Bloomberg has authored an investigative piece exposing drug cost middlemen, better known as pharmacy benefit managers (PBMs), for their role in marking up prices for common drugs and pocketing the difference.
At issue is a little-known tactic called “spread pricing”, a strategy designed to pad the pockets of PBMs at the expense of the client, who in this particular case were Iowa taxpayers funding the state’s Medicaid program. As pharmacist Mark Frahm learned firsthand, what one PBM charged the pharmacy, and what the PBM then billed the state for a common prescription differed dramatically.
“For years, Frahm’s South Side Drug bought pills from distributors, and dispensed prescriptions to the Wapello County jail. In turn, the pharmacy got reimbursed for the drugs by CVS Health Corp., which managed the county’s drug benefits plan.
“As he compared the newspaper notice with his own records, and then with the county’s, Frahm saw that for a bottle of generic antipsychotic pills, CVS had billed Wapello County $198.22. But South Side Drug was reimbursed just $5.73.”
So where did the $192.00 difference go? To the bottom line of the middlemen.
“’Middlemen have to make some money, but we didn’t expect it to be this extreme,’ said Frahm, who said his pharmacy lost money in the jail account last year because CVS paid so little. ‘We figured everyone was playing fair.’”

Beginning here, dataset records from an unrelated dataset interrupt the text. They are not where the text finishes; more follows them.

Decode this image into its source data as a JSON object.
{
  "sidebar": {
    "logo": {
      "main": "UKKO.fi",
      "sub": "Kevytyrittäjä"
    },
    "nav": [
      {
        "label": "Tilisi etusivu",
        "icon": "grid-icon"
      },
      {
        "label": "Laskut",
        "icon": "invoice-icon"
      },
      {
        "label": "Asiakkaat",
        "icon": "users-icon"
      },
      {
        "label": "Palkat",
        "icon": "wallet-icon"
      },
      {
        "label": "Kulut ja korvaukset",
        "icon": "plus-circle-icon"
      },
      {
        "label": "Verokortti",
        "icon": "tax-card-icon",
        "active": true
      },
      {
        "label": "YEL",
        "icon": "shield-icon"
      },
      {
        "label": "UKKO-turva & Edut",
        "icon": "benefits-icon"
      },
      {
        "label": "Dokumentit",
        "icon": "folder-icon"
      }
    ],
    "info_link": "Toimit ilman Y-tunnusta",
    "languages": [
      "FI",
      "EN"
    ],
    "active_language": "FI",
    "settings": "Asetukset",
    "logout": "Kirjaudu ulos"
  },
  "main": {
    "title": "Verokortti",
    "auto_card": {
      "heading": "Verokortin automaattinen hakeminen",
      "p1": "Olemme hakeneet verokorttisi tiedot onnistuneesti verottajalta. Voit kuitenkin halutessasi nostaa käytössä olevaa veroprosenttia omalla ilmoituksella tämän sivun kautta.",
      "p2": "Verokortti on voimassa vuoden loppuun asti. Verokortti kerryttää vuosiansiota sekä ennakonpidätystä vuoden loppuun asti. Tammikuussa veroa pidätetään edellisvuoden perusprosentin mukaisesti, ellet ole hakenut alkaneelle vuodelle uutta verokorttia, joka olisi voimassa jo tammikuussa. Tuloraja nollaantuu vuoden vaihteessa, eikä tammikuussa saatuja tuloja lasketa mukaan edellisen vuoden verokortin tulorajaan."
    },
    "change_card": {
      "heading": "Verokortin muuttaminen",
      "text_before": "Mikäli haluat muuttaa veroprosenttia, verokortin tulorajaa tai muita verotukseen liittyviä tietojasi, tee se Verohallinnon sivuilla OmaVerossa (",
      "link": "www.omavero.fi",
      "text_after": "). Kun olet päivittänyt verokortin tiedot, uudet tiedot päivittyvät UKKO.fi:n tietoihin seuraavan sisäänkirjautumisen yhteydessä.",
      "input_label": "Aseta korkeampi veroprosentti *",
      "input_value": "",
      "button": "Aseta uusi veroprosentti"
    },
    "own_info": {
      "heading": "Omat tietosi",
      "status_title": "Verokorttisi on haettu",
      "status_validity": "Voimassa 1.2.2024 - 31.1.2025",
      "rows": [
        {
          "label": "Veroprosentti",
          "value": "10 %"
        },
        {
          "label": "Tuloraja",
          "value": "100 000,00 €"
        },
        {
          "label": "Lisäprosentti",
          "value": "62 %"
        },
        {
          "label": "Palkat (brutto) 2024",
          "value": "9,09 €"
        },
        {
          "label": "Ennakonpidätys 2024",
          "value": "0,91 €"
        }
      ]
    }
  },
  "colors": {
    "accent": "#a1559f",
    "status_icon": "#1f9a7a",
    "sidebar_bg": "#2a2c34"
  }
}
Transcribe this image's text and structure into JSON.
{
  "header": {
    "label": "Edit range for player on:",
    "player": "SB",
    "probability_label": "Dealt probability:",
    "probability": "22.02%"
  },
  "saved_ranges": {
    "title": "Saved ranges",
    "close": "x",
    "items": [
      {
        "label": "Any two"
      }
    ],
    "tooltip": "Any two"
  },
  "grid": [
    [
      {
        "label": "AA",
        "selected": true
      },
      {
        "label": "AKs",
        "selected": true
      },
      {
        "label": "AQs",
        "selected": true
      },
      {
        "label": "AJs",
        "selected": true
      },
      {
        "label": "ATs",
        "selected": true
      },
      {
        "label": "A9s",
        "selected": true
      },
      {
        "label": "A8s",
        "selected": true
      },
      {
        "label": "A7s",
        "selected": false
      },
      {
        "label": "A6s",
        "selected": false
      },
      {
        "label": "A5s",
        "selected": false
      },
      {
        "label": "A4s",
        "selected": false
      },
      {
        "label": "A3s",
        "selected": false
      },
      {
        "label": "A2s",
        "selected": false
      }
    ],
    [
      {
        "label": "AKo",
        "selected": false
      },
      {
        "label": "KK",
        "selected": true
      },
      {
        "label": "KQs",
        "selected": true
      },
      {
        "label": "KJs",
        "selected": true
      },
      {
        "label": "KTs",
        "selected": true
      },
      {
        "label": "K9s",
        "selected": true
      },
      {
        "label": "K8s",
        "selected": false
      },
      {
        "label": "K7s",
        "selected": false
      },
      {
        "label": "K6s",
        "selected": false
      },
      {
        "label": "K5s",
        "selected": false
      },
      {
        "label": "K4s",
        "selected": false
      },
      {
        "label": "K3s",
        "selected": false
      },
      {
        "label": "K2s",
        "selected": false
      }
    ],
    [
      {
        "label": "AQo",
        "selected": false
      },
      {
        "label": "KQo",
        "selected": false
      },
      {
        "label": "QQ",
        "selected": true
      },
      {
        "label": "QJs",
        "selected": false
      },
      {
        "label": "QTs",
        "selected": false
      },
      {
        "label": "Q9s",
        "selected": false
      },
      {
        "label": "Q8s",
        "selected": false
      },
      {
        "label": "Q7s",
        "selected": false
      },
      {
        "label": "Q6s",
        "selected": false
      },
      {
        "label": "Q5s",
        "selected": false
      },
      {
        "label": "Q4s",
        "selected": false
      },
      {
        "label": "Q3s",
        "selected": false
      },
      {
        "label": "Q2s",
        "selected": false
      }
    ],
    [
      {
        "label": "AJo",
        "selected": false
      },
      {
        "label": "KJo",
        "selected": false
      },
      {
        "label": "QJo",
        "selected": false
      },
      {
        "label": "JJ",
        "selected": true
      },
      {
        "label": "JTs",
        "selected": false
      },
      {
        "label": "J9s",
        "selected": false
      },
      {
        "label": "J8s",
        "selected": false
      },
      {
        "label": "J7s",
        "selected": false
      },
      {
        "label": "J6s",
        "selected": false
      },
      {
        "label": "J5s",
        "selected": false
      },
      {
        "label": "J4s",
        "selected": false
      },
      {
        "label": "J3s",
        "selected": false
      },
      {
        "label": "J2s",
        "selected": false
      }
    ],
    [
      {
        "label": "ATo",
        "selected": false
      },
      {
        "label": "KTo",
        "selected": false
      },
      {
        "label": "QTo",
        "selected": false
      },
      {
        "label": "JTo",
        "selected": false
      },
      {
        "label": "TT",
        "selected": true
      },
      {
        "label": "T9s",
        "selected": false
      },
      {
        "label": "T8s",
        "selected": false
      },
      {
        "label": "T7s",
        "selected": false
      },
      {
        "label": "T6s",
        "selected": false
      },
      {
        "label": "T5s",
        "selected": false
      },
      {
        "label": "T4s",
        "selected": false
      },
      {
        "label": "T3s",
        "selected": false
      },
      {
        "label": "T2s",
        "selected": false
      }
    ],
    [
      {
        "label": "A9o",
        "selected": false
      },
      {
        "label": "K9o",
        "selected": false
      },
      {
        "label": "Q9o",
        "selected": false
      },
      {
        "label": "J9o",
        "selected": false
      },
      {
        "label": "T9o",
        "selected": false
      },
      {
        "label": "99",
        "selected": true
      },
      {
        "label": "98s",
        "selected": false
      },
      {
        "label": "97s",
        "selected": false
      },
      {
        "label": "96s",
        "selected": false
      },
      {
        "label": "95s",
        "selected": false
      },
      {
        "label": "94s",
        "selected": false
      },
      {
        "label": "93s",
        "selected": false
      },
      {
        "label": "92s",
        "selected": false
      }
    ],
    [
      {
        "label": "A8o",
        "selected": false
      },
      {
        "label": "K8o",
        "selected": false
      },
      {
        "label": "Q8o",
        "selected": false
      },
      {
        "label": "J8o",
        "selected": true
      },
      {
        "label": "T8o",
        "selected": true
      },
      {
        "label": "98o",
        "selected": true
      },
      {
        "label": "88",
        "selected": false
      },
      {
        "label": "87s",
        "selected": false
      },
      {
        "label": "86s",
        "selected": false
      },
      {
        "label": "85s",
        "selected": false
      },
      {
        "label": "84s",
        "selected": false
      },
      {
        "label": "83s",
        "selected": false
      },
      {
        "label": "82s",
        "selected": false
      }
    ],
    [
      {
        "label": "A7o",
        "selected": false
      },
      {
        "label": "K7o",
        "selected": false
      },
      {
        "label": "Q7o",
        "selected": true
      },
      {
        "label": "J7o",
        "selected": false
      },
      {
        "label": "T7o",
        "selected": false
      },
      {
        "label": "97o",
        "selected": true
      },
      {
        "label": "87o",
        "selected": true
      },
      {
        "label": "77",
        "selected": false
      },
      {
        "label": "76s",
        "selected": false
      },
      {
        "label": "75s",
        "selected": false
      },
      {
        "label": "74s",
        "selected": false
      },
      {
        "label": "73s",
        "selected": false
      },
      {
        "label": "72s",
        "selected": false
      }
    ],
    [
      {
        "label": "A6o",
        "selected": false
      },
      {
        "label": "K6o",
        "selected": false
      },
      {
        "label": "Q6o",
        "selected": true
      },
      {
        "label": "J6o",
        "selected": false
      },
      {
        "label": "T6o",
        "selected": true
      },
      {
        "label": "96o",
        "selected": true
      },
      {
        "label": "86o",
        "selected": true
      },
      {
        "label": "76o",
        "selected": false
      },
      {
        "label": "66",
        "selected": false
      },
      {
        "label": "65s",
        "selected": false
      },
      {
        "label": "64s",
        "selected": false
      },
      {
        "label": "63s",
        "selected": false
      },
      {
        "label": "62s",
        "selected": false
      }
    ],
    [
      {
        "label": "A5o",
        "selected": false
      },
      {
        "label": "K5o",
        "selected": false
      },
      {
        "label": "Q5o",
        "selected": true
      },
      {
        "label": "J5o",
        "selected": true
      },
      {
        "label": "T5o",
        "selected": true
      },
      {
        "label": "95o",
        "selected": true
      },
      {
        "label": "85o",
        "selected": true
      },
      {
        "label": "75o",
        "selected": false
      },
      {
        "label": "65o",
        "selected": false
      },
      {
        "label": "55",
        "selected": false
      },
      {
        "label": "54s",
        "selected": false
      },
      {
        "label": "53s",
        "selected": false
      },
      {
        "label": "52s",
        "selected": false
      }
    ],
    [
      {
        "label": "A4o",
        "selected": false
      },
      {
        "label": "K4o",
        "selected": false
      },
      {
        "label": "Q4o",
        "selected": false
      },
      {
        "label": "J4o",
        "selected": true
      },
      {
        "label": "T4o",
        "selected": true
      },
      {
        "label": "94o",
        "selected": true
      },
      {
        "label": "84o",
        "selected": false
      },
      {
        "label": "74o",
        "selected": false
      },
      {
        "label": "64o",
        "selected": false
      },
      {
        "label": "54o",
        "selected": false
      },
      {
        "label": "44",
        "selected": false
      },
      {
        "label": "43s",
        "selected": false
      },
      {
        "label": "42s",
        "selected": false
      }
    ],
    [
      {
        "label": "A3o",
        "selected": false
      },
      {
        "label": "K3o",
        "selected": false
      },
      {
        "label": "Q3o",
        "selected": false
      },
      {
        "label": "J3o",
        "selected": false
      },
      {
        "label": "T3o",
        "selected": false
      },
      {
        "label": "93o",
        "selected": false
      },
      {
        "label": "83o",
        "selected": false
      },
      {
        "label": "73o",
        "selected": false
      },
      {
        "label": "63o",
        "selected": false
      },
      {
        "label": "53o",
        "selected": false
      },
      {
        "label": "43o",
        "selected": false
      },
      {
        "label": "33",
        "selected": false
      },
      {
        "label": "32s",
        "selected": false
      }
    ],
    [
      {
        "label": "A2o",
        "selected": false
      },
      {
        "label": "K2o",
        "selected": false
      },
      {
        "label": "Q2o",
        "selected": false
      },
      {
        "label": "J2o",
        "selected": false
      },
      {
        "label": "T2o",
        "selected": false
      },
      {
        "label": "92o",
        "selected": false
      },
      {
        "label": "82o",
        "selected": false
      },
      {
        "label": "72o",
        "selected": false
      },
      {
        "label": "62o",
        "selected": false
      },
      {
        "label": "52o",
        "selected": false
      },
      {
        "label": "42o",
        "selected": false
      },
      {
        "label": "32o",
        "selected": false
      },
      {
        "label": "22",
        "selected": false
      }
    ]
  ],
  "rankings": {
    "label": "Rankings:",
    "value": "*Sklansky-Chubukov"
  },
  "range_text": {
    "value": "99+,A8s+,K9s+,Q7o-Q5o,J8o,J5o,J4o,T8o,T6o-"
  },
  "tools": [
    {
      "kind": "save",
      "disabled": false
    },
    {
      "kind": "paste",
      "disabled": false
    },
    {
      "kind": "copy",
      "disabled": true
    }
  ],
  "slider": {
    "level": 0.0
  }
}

Frahm’s case, however, is not isolated. Bloomberg analyzed the data of PBM markups in Medicaid plans around the country, finding massive spreads on dozens of drugs. For example, of “the 90 drugs analyzed, which includes more than 500 dosages and formulations, PBMs and pharmacies siphoned off $1.3 billion of the $4.2 billion Medicaid insurers spent on the drugs in 2017.”
But middlemen working behind the scenes to protect their profit margins is nothing new. In a state-commissioned report, Ohio officials found that PBMs billed taxpayers roughly $220 million more for prescription drugs than they reimbursed pharmacies to fill those prescriptions over the course of a year.
Source: Bloomberg News
Similarly, private Medicaid plans in Indiana spent more than $800 for a 30-day supply of a hepatitis B pill that cost pharmacies less than $140 to buy.
Source: Bloomberg News
As we explain in our “Follow the Pill” video, the drug cost ecosystem is more complex than most people think. Insurers and PBMs largely decide how much people pay out of pocket for the medicines they need. As Bloomberg and others have shown, the decisions these middlemen make can have costly consequences for both patients and taxpayers.